Face à ce désaccord, la réunion s’est terminée par l’annonce du représentant français, Jean Dussourd, que de toute façon les gouvernements impliqués dans UNITAID ne recherchent pas forcément le soutien des associations.
Le moins que l’on puisse dire, c’est que cette réunion s’est mal passée. Mais vous en saurez plus demain…
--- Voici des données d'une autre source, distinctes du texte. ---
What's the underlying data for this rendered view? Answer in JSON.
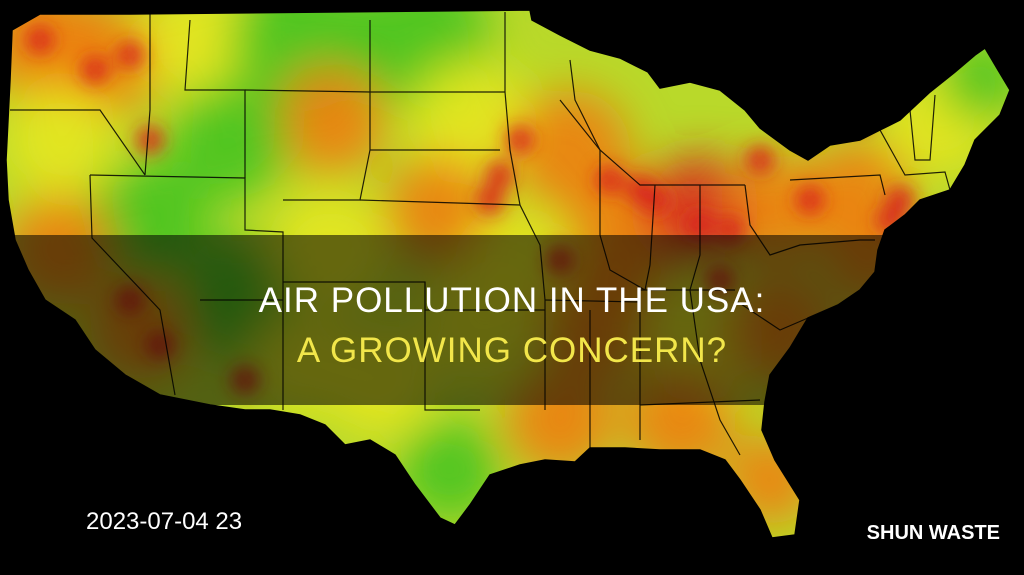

Une petite session satellite a traité de l’accès des usagèrEs de drogues aux traitements anti-rétroviraux. Les chiffres sont là : 10% des nouvelles contaminations sont liées à l’injection de drogues et ce groupe celui qui subit les plus importantes discriminations dans l’accès aux antirétroviraux. Elle acueillait notamment nos soeurs russes de Frontaids et a été l’occasion de faire un point accablant sur la situation là-bas.
Sessions de l’après-midi
Autre session d’importance, celle intitulée « Sex workers, HIV and human rights ». Des travailleuses du sexe ou des personnes travaillant dans des services de soutien, venues de tous les coins du monde, présentaient le résultat de leurs activités. Résultats positifs, qui montrent à quel point la lutte contre le sida ne peut se faire sans l’amélioration des droits des personnes marginalisées. Sentir à ce point l’empowerment et la participation des travailleurSEs du sexe fait vraiment du bien. Deux ans après Bangkok, où nous avons dû nous battre contre l’essai préventif de Gilead du Ténofovir, il est par exemple impressionnant de voir une travailleuse du sexe cambodgienne présenter les résultats du combat qu’elles ont continué de mener depuis dans une session officielle de la conférence. Et il est intéressant d’apprendre qu’au Mali, les sex workers s’appellent elles-mêmes « les femmes libres ».
Dernière session de la journée avant les activités nocturnes : une session sur « medias et sida », introduite par la superstar Richard Gere, qui a été pour nous l’occasion de demander publiquement à touTEs les journalistes de ne pas rendre compte de manière erronée ou trop enthousiaste des résultats de la recherche présentés lors de la conférence – comme cela avait été le cas à la CROI de 2003, avec la présentation, dangereusement déformée par le Parisien, de la recherche sur les vaccins thérapeutiques.
Après 20 heures, certainEs d’entre nous sont partiEs à la réunion quotidienne avec les autres activistes. Les autres se sont renduEs à la sauterie de l’ANRS où ils ont pu assister à une petite heure de congratulations mutuelles entre Xavier Bertrand, Michel Kazatchkine et Jean-François Delfraissy. Elle a surtout été l’occasion de mettre un peu la pression au Ministre et à ses conseillerEs sur ce qui nous semblait important de développer au cours de sa conférence de presse du lendemain.